Bendixson's inequality

In mathematics, Bendixson's inequality is a quantitative result in the field of matrices derived by Ivar Bendixson in 1902.[1][2] The inequality puts limits on the imaginary and real parts of characteristic roots (eigenvalues) of real matrices.[3] A special case of this inequality leads to the result that characteristic roots of a real symmetric matrix are always real.

The inequality relating to the imaginary parts of characteristic roots of real matrices (Theorem I in [1]) is stated as:

Let ${\displaystyle A=\left(a_{ij}\right)}$ be a real ${\displaystyle n\times n}$ matrix and ${\displaystyle \alpha =\max _{1\leq i,j\leq n}{\frac {1}{2}}\left|a_{ij}-a_{ji}\right|}$. If ${\displaystyle \lambda }$ is any characteristic root of ${\displaystyle A}$, then

${\displaystyle \left|\operatorname {Im} (\lambda )\right|\leq \alpha {\sqrt {\frac {n(n-1)}{2}}}.\,{}}$[4]

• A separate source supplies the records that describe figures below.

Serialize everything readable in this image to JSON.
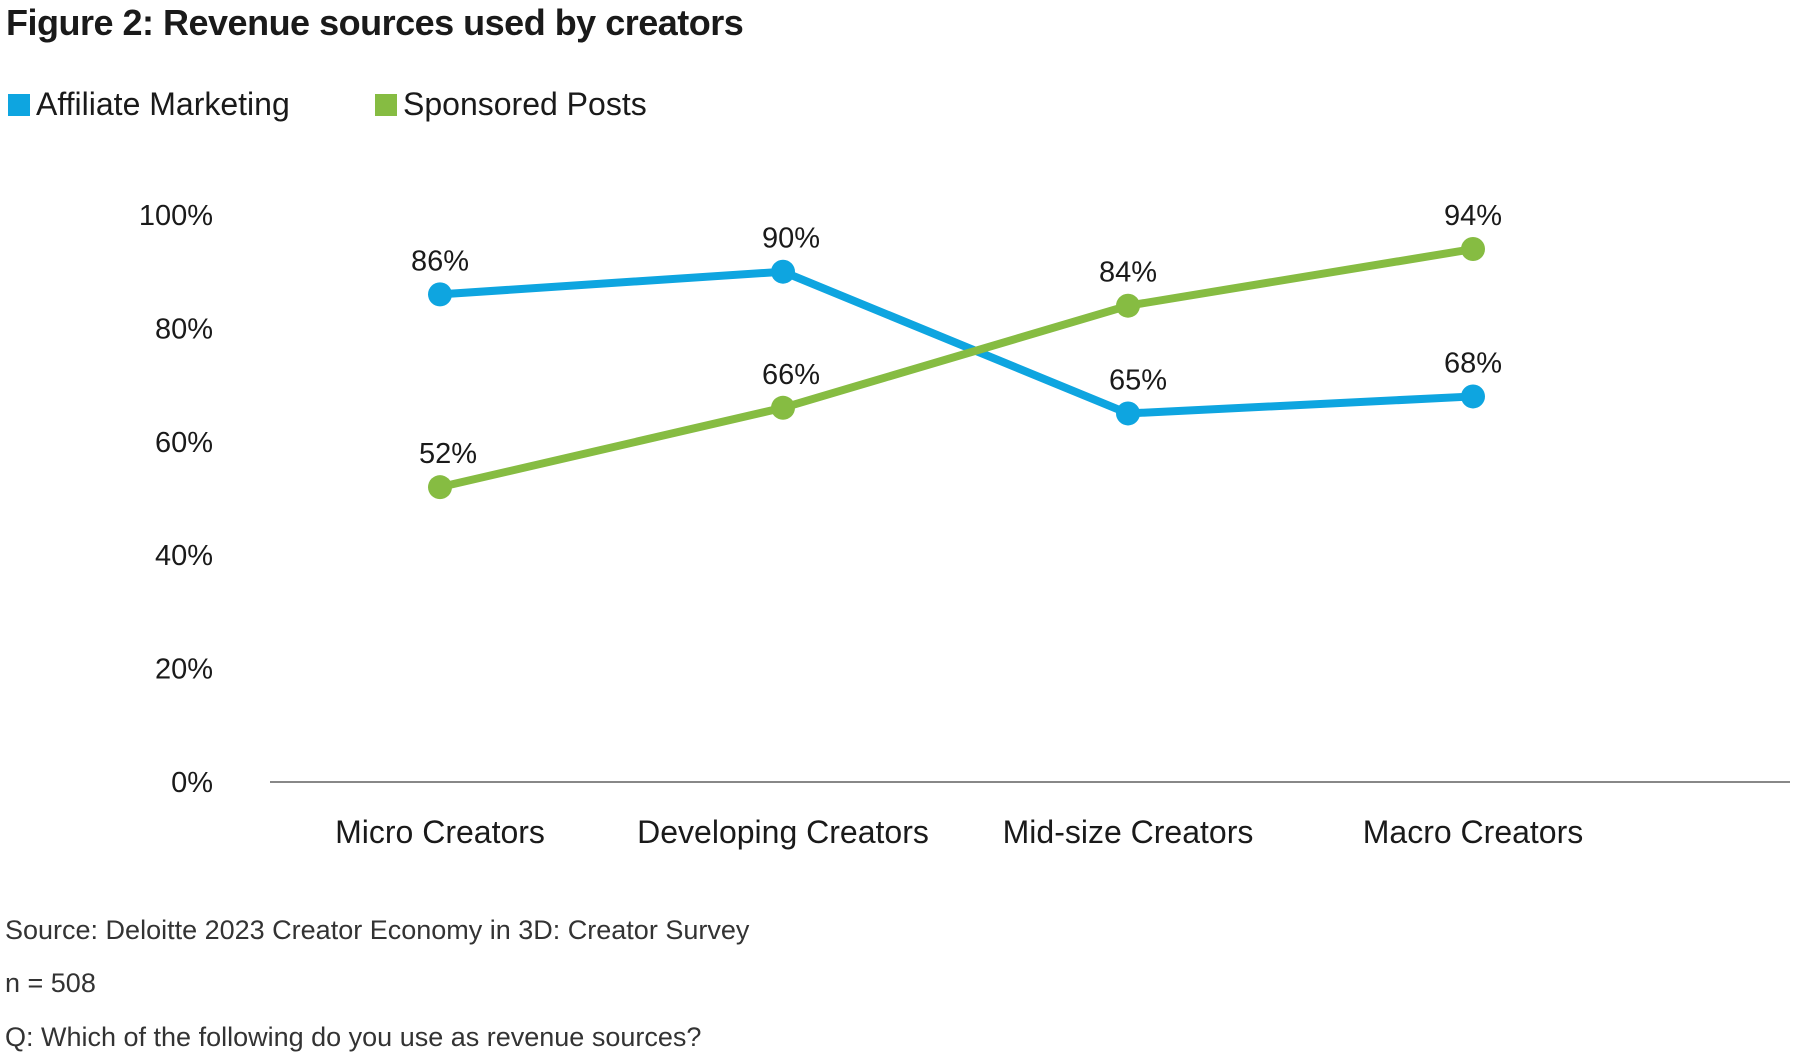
{
  "chart_data": {
    "type": "line",
    "title": "Figure 2: Revenue sources used by creators",
    "categories": [
      "Micro Creators",
      "Developing Creators",
      "Mid-size Creators",
      "Macro Creators"
    ],
    "series": [
      {
        "name": "Affiliate Marketing",
        "color": "#0EA5E0",
        "values": [
          86,
          90,
          65,
          68
        ],
        "labels": [
          "86%",
          "90%",
          "65%",
          "68%"
        ]
      },
      {
        "name": "Sponsored Posts",
        "color": "#86BC42",
        "values": [
          52,
          66,
          84,
          94
        ],
        "labels": [
          "52%",
          "66%",
          "84%",
          "94%"
        ]
      }
    ],
    "yticks": [
      0,
      20,
      40,
      60,
      80,
      100
    ],
    "ytick_labels": [
      "0%",
      "20%",
      "40%",
      "60%",
      "80%",
      "100%"
    ],
    "ylim": [
      0,
      100
    ],
    "xlabel": "",
    "ylabel": "",
    "grid": false,
    "legend": "top-left"
  },
  "footer": {
    "source": "Source: Deloitte 2023 Creator Economy in 3D: Creator Survey",
    "n": "n = 508",
    "question": "Q: Which of the following do you use as revenue sources?"
  }
}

If ${\displaystyle A}$ is symmetric then ${\displaystyle \alpha =0}$ and consequently the inequality implies that ${\displaystyle \lambda }$ must be real.

The inequality relating to the real parts of characteristic roots of real matrices (Theorem II in [1]) is stated as:

Let ${\displaystyle m}$ and ${\displaystyle M}$ be the smallest and largest characteristic roots of ${\displaystyle {\tfrac {A+A^{H}}{2}}}$, then

${\displaystyle m\leq \operatorname {Re} (\lambda )\leq M}$.